Silver price rise constrained as copper tanks

London (Mar 12) The price of silver has advanced so far today but the focus of the markets is very much on copper, which has touched nearly a four-year low of $2.924 per pound. Even though gold today reached a 25-week high at $1367.30 per ounce, silver has failed to attract avid buyers, seemingly constrained by copper’s meltdown.

Since the US Federal Reserve announced the start of QE tapering on 18 December, silver has gained roughly 5.5 percent, gold has gained about 10.5 percent and copper has shed just over 11 percent (see left chart below).

Copper today sank to what is almost a four-year low at $2.924 after Shanghai futures in the commodity had again dropped overnight UTC by their 5.0 percent daily limit, falling to the lowest level since July 2009.

Silver yesterday gained marginally after trading within a relatively wide range of more than three percent - the low and high for the day were logged at $20.639 and $21.29 respectively.

The precious metal yesterday followed a very similar price pattern to that seen on Monday, with sellers of last resort showing up at the Comex open (see right chart above). So far today, silver has stood up to pressure from North American short-sellers, reaching an intraday high of $21.125 at the start of the US session. But the bulls have yet to lift the grey metal above yesterday’s high of $21.29.

Right now, silver is trading at around $21.101, up 0.96 percent intraday.

“Price action has been very disappointing and RSI has fallen from the 76 level to present levels below 50 since the February 14th breakout”, write technical strategists at ScotiaMocatta – the bullion arm of Scotiabank and a market-maker on the London Bullion Exchange. “It is now looking like that may have been a false break.”

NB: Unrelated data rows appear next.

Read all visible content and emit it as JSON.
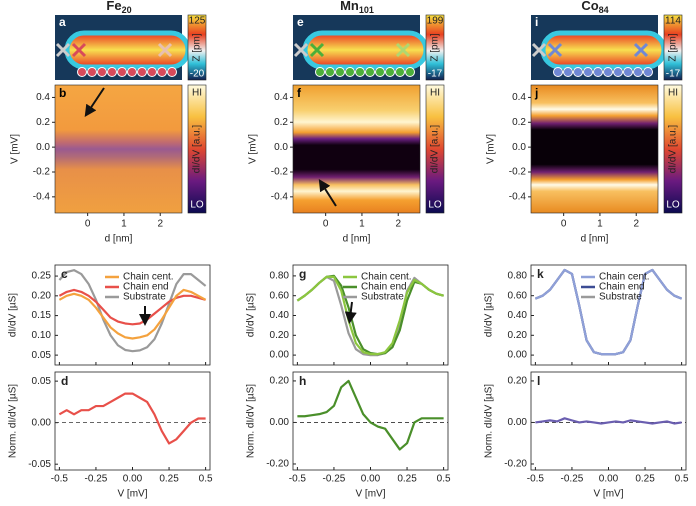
{
  "chart_data": [
    {
      "type": "topography",
      "label": "a",
      "title": "Fe",
      "title_sub": "20",
      "cbar_max": 125,
      "cbar_min": -20,
      "cbar_label": "Z [pm]",
      "marker_color": "#d84a5a"
    },
    {
      "type": "heatmap",
      "label": "b",
      "xlabel": "d [nm]",
      "ylabel": "V [mV]",
      "xlim": [
        -0.9,
        2.6
      ],
      "xticks": [
        0,
        1,
        2
      ],
      "ylim": [
        -0.53,
        0.5
      ],
      "yticks": [
        0.4,
        0.2,
        {
          "value": 0,
          "label": "0.0"
        },
        -0.2,
        -0.4
      ],
      "cbar_high": "HI",
      "cbar_low": "LO",
      "cbar_label": "dI/dV [a.u.]"
    },
    {
      "type": "line",
      "label": "c",
      "ylabel": "dI/dV [µS]",
      "x": [
        -0.5,
        -0.45,
        -0.4,
        -0.35,
        -0.3,
        -0.25,
        -0.2,
        -0.15,
        -0.1,
        -0.05,
        0,
        0.05,
        0.1,
        0.15,
        0.2,
        0.25,
        0.3,
        0.35,
        0.4,
        0.45,
        0.5
      ],
      "xlim": [
        -0.53,
        0.53
      ],
      "xticks": [
        -0.5,
        -0.25,
        {
          "value": 0,
          "label": "0.00"
        },
        0.25,
        0.5
      ],
      "show_xtick_labels": false,
      "ylim": [
        0.025,
        0.278
      ],
      "yticks": [
        {
          "value": 0.05,
          "label": "0.05"
        },
        {
          "value": 0.1,
          "label": "0.10"
        },
        0.15,
        {
          "value": 0.2,
          "label": "0.20"
        },
        0.25
      ],
      "legend": "upper center",
      "series": [
        {
          "name": "Chain cent.",
          "color": "#f4a23e",
          "values": [
            0.19,
            0.2,
            0.205,
            0.2,
            0.19,
            0.17,
            0.145,
            0.12,
            0.105,
            0.095,
            0.092,
            0.095,
            0.1,
            0.115,
            0.14,
            0.17,
            0.2,
            0.215,
            0.21,
            0.2,
            0.19
          ]
        },
        {
          "name": "Chain end",
          "color": "#e8504a",
          "values": [
            0.2,
            0.21,
            0.215,
            0.21,
            0.2,
            0.185,
            0.165,
            0.145,
            0.135,
            0.13,
            0.128,
            0.13,
            0.14,
            0.155,
            0.17,
            0.185,
            0.195,
            0.2,
            0.2,
            0.195,
            0.19
          ]
        },
        {
          "name": "Substrate",
          "color": "#9a9a9a",
          "values": [
            0.24,
            0.26,
            0.265,
            0.255,
            0.23,
            0.19,
            0.14,
            0.1,
            0.075,
            0.063,
            0.06,
            0.062,
            0.07,
            0.09,
            0.13,
            0.18,
            0.23,
            0.255,
            0.255,
            0.24,
            0.225
          ]
        }
      ]
    },
    {
      "type": "line",
      "label": "d",
      "ylabel": "Norm. dI/dV [µS]",
      "xlabel": "V [mV]",
      "x": [
        -0.5,
        -0.45,
        -0.4,
        -0.35,
        -0.3,
        -0.25,
        -0.2,
        -0.15,
        -0.1,
        -0.05,
        0,
        0.05,
        0.1,
        0.15,
        0.2,
        0.25,
        0.3,
        0.35,
        0.4,
        0.45,
        0.5
      ],
      "xlim": [
        -0.53,
        0.53
      ],
      "xticks": [
        -0.5,
        -0.25,
        {
          "value": 0,
          "label": "0.00"
        },
        0.25,
        0.5
      ],
      "show_xtick_labels": true,
      "ylim": [
        -0.057,
        0.061
      ],
      "yticks": [
        0.05,
        {
          "value": 0,
          "label": "0.00"
        },
        -0.05
      ],
      "zero_line": true,
      "series": [
        {
          "color": "#e8504a",
          "values": [
            0.01,
            0.015,
            0.01,
            0.015,
            0.015,
            0.02,
            0.02,
            0.025,
            0.03,
            0.035,
            0.035,
            0.03,
            0.025,
            0.01,
            -0.01,
            -0.025,
            -0.02,
            -0.01,
            0,
            0.005,
            0.005
          ]
        }
      ]
    },
    {
      "type": "topography",
      "label": "e",
      "title": "Mn",
      "title_sub": "101",
      "cbar_max": 199,
      "cbar_min": -17,
      "cbar_label": "Z [pm]",
      "marker_color": "#4caf3a"
    },
    {
      "type": "heatmap",
      "label": "f",
      "xlabel": "d [nm]",
      "ylabel": "V [mV]",
      "xlim": [
        -0.9,
        2.6
      ],
      "xticks": [
        0,
        1,
        2
      ],
      "ylim": [
        -0.53,
        0.5
      ],
      "yticks": [
        0.4,
        0.2,
        {
          "value": 0,
          "label": "0.0"
        },
        -0.2,
        -0.4
      ],
      "cbar_high": "HI",
      "cbar_low": "LO",
      "cbar_label": "dI/dV [a.u.]"
    },
    {
      "type": "line",
      "label": "g",
      "ylabel": "dI/dV [µS]",
      "x": [
        -0.5,
        -0.45,
        -0.4,
        -0.35,
        -0.3,
        -0.25,
        -0.2,
        -0.15,
        -0.1,
        -0.05,
        0,
        0.05,
        0.1,
        0.15,
        0.2,
        0.25,
        0.3,
        0.35,
        0.4,
        0.45,
        0.5
      ],
      "xlim": [
        -0.53,
        0.53
      ],
      "xticks": [
        -0.5,
        -0.25,
        {
          "value": 0,
          "label": "0.00"
        },
        0.25,
        0.5
      ],
      "show_xtick_labels": false,
      "ylim": [
        -0.1,
        0.91
      ],
      "yticks": [
        {
          "value": 0,
          "label": "0.00"
        },
        {
          "value": 0.2,
          "label": "0.20"
        },
        {
          "value": 0.4,
          "label": "0.40"
        },
        {
          "value": 0.6,
          "label": "0.60"
        },
        {
          "value": 0.8,
          "label": "0.80"
        }
      ],
      "legend": "upper center",
      "series": [
        {
          "name": "Chain cent.",
          "color": "#8cc63f",
          "values": [
            0.55,
            0.6,
            0.66,
            0.73,
            0.79,
            0.79,
            0.65,
            0.35,
            0.12,
            0.03,
            0.01,
            0.01,
            0.03,
            0.12,
            0.35,
            0.63,
            0.76,
            0.72,
            0.66,
            0.62,
            0.6
          ]
        },
        {
          "name": "Chain end",
          "color": "#4a8f2a",
          "values": [
            0.55,
            0.6,
            0.66,
            0.73,
            0.79,
            0.8,
            0.7,
            0.48,
            0.2,
            0.06,
            0.02,
            0.01,
            0.02,
            0.08,
            0.25,
            0.55,
            0.74,
            0.72,
            0.66,
            0.62,
            0.6
          ]
        },
        {
          "name": "Substrate",
          "color": "#9a9a9a",
          "values": [
            0.55,
            0.6,
            0.66,
            0.73,
            0.79,
            0.75,
            0.5,
            0.22,
            0.06,
            0.01,
            0,
            0,
            0.02,
            0.08,
            0.3,
            0.65,
            0.78,
            0.72,
            0.66,
            0.62,
            0.6
          ]
        }
      ]
    },
    {
      "type": "line",
      "label": "h",
      "ylabel": "Norm. dI/dV [µS]",
      "xlabel": "V [mV]",
      "x": [
        -0.5,
        -0.45,
        -0.4,
        -0.35,
        -0.3,
        -0.25,
        -0.2,
        -0.15,
        -0.1,
        -0.05,
        0,
        0.05,
        0.1,
        0.15,
        0.2,
        0.25,
        0.3,
        0.35,
        0.4,
        0.45,
        0.5
      ],
      "xlim": [
        -0.53,
        0.53
      ],
      "xticks": [
        -0.5,
        -0.25,
        {
          "value": 0,
          "label": "0.00"
        },
        0.25,
        0.5
      ],
      "show_xtick_labels": true,
      "ylim": [
        -0.229,
        0.243
      ],
      "yticks": [
        {
          "value": 0.2,
          "label": "0.20"
        },
        {
          "value": 0,
          "label": "0.00"
        },
        {
          "value": -0.2,
          "label": "-0.20"
        }
      ],
      "zero_line": true,
      "series": [
        {
          "color": "#4a8f2a",
          "values": [
            0.03,
            0.03,
            0.035,
            0.04,
            0.05,
            0.08,
            0.17,
            0.2,
            0.12,
            0.04,
            0,
            -0.02,
            -0.03,
            -0.08,
            -0.13,
            -0.1,
            0,
            0.02,
            0.02,
            0.02,
            0.02
          ]
        }
      ]
    },
    {
      "type": "topography",
      "label": "i",
      "title": "Co",
      "title_sub": "84",
      "cbar_max": 114,
      "cbar_min": -17,
      "cbar_label": "Z [pm]",
      "marker_color": "#7088d4"
    },
    {
      "type": "heatmap",
      "label": "j",
      "xlabel": "d [nm]",
      "ylabel": "V [mV]",
      "xlim": [
        -0.9,
        2.6
      ],
      "xticks": [
        0,
        1,
        2
      ],
      "ylim": [
        -0.53,
        0.5
      ],
      "yticks": [
        0.4,
        0.2,
        {
          "value": 0,
          "label": "0.0"
        },
        -0.2,
        -0.4
      ],
      "cbar_high": "HI",
      "cbar_low": "LO",
      "cbar_label": "dI/dV [a.u.]"
    },
    {
      "type": "line",
      "label": "k",
      "ylabel": "dI/dV [µS]",
      "x": [
        -0.5,
        -0.45,
        -0.4,
        -0.35,
        -0.3,
        -0.25,
        -0.2,
        -0.15,
        -0.1,
        -0.05,
        0,
        0.05,
        0.1,
        0.15,
        0.2,
        0.25,
        0.3,
        0.35,
        0.4,
        0.45,
        0.5
      ],
      "xlim": [
        -0.53,
        0.53
      ],
      "xticks": [
        -0.5,
        -0.25,
        {
          "value": 0,
          "label": "0.00"
        },
        0.25,
        0.5
      ],
      "show_xtick_labels": false,
      "ylim": [
        -0.1,
        0.91
      ],
      "yticks": [
        {
          "value": 0,
          "label": "0.00"
        },
        {
          "value": 0.2,
          "label": "0.20"
        },
        {
          "value": 0.4,
          "label": "0.40"
        },
        {
          "value": 0.6,
          "label": "0.60"
        },
        {
          "value": 0.8,
          "label": "0.80"
        }
      ],
      "legend": "upper center",
      "series": [
        {
          "name": "Chain cent.",
          "color": "#8fa0d8",
          "values": [
            0.57,
            0.6,
            0.66,
            0.76,
            0.86,
            0.82,
            0.5,
            0.15,
            0.03,
            0.01,
            0.01,
            0.01,
            0.03,
            0.15,
            0.5,
            0.82,
            0.86,
            0.76,
            0.66,
            0.6,
            0.57
          ]
        },
        {
          "name": "Chain end",
          "color": "#3c4c94",
          "values": [
            0.57,
            0.6,
            0.66,
            0.76,
            0.86,
            0.82,
            0.5,
            0.15,
            0.03,
            0.01,
            0.01,
            0.01,
            0.03,
            0.15,
            0.5,
            0.82,
            0.86,
            0.76,
            0.66,
            0.6,
            0.57
          ]
        },
        {
          "name": "Substrate",
          "color": "#9a9a9a",
          "values": [
            0.57,
            0.6,
            0.66,
            0.76,
            0.86,
            0.82,
            0.5,
            0.15,
            0.03,
            0.01,
            0.01,
            0.01,
            0.03,
            0.15,
            0.5,
            0.82,
            0.86,
            0.76,
            0.66,
            0.6,
            0.57
          ]
        }
      ]
    },
    {
      "type": "line",
      "label": "l",
      "ylabel": "Norm. dI/dV [µS]",
      "xlabel": "V [mV]",
      "x": [
        -0.5,
        -0.45,
        -0.4,
        -0.35,
        -0.3,
        -0.25,
        -0.2,
        -0.15,
        -0.1,
        -0.05,
        0,
        0.05,
        0.1,
        0.15,
        0.2,
        0.25,
        0.3,
        0.35,
        0.4,
        0.45,
        0.5
      ],
      "xlim": [
        -0.53,
        0.53
      ],
      "xticks": [
        -0.5,
        -0.25,
        {
          "value": 0,
          "label": "0.00"
        },
        0.25,
        0.5
      ],
      "show_xtick_labels": true,
      "ylim": [
        -0.229,
        0.243
      ],
      "yticks": [
        {
          "value": 0.2,
          "label": "0.20"
        },
        {
          "value": 0,
          "label": "0.00"
        },
        {
          "value": -0.2,
          "label": "-0.20"
        }
      ],
      "zero_line": true,
      "series": [
        {
          "color": "#6a5eb0",
          "values": [
            0,
            0.005,
            0.01,
            0.005,
            0.02,
            0.01,
            0,
            0.005,
            0,
            -0.005,
            0,
            0.005,
            0,
            0.01,
            0.005,
            0,
            -0.005,
            0,
            0.005,
            -0.005,
            0
          ]
        }
      ]
    }
  ]
}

 Last week, a privately-owned Chinese solar panel producer, Shanghai Chaori Solar, missed an interest payment on its one billion yuan ($163 million) 2017 note, becoming the PRC’s first-ever domestic bond default. The news has sent shivers of risk aversion through global financial markets and pushed the price of copper below the $3 handle.

Copper is regarded as a proxy for China’s economic fortunes and along with iron ore is widely used as collateral by Chinese companies unable to secure bank loans with conventional security.

Steve Scacalossi, director and head of sales global metals at TD Securities, writes: “With the stress in the credit market and tightening controls unwinding of the carry trades would have an impact on the spot price—so it is difficult to gauge how much of the selloff is due to falling growth expectations and how much due to unwinding of carry trades.”